How can Apache Airflow's KubernetesPodOperator
pull docker images from a private repository?
The KubernetesPodOperator
has an image_pull_secrets
which you can pass a Secrets
object to authenticate with the private repository. But the secrets object can only represent an environment variable, or a volume - neither of which fit my understanding of how Kubernetes uses secrets to authenticate with private repos.
Using kubectl
you can create the required secret with something like
$ kubectl create secret docker-registry $SECRET_NAME \
--docker-server=https://${ACCOUNT}.dkr.ecr.${REGION}.amazonaws.com \
--docker-username=AWS \
--docker-password="${TOKEN}" \
--docker-email="${EMAIL}"
But how can you create the authentication secret in Airflow?
There is secret
object with docker-registry
type according to kubernetes documentation which can be used to authenticate to private repository.
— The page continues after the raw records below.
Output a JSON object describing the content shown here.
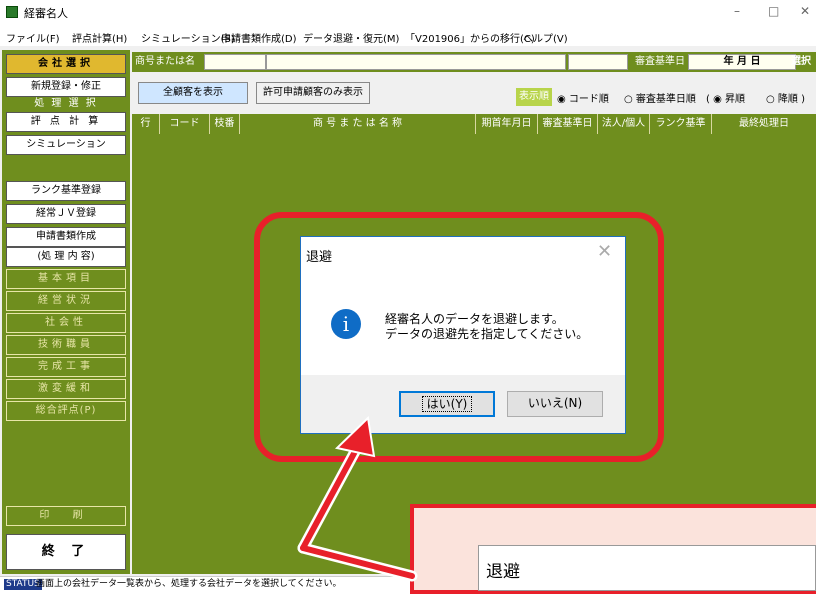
{
  "window": {
    "title": "経審名人",
    "controls": [
      "–",
      "□",
      "✕"
    ]
  },
  "menu": [
    "ファイル(F)",
    "評点計算(H)",
    "シミュレーション(S)",
    "申請書類作成(D)",
    "データ退避・復元(M)",
    "「V201906」からの移行(C)",
    "ヘルプ(V)"
  ],
  "left_panel": {
    "company_select": "会社選択",
    "new_register": "新規登録・修正",
    "process_select_header": "処 理 選 択",
    "score_calc": "評 点 計 算",
    "simulation": "シミュレーション",
    "rank_register": "ランク基準登録",
    "jv_register": "経常ＪＶ登録",
    "application_docs": "申請書類作成",
    "process_contents_header": "(処 理 内 容)",
    "items": [
      "基本項目",
      "経営状況",
      "社会性",
      "技術職員",
      "完成工事",
      "激変緩和",
      "総合評点(P)"
    ],
    "print": "印 刷",
    "exit": "終 了"
  },
  "filter_bar": {
    "name_label": "商号または名称",
    "review_date_label": "審査基準日",
    "date_value": "年 月 日",
    "select_label": "選択"
  },
  "toolbar": {
    "show_all": "全顧客を表示",
    "show_permitted": "許可申請顧客のみ表示",
    "display_order": "表示順",
    "sort_code": "◉ コード順",
    "sort_review": "○ 審査基準日順",
    "sort_asc": "( ◉ 昇順",
    "sort_desc": "○ 降順 )"
  },
  "columns": [
    "行",
    "コード",
    "枝番",
    "商 号 ま た は 名 称",
    "期首年月日",
    "審査基準日",
    "法人/個人",
    "ランク基準",
    "最終処理日"
  ],
  "status": {
    "tag": "STATUS",
    "text": "画面上の会社データ一覧表から、処理する会社データを選択してください。"
  },
  "dialog": {
    "title": "退避",
    "close": "✕",
    "icon": "i",
    "message_line1": "経審名人のデータを退避します。",
    "message_line2": "データの退避先を指定してください。",
    "yes": "はい(Y)",
    "no": "いいえ(N)"
  },
  "zoom": {
    "title": "退避"
  },
  "colors": {
    "panel_green": "#6f8e1e",
    "highlight_red": "#e8202a",
    "info_blue": "#0f6cc6",
    "gold": "#e0b82f"
  }
}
As You mentioned in Your question; You can use kubectl
to create secret of docker-registry
type that you can then try to pass with image_pull_secrets
.
However depending on platform You are using this might have limited or no use at all according to kubernetes documentation:
Configuring Nodes to Authenticate to a Private Registry
Note: If you are running on Google Kubernetes Engine, there will already be a
.dockercfg
on each node with credentials for Google Container Registry. You cannot use this approach.Note: If you are running on AWS EC2 and are using the EC2 Container Registry (ECR), the kubelet on each node will manage and update the ECR login credentials. You cannot use this approach.
Note: This approach is suitable if you can control node configuration. It will not work reliably on GCE, and any other cloud provider that does automatic node replacement.
Note: Kubernetes as of now only supports the
auths
andHttpHeaders
section of docker config. This means credential helpers (credHelpers
orcredsStore
) are not supported.
Making this work on mentioned platforms is possible but it would require automated scripts and third party tools.
Like in Amazon ECR example: Amazon ECR Docker Credential Helper would be needed to periodically pull AWS credentials to docker registry configuration and then have another script to update kubernetes docker-registry secrets.
As for Airflow itself I don't think it has functionality to create its own docker-repository secrets. You can request functionality like that in Apache Airflow JIRA.
P.S.
If You still have issues with Your K8s cluster you might want to create new question on stack addressing them.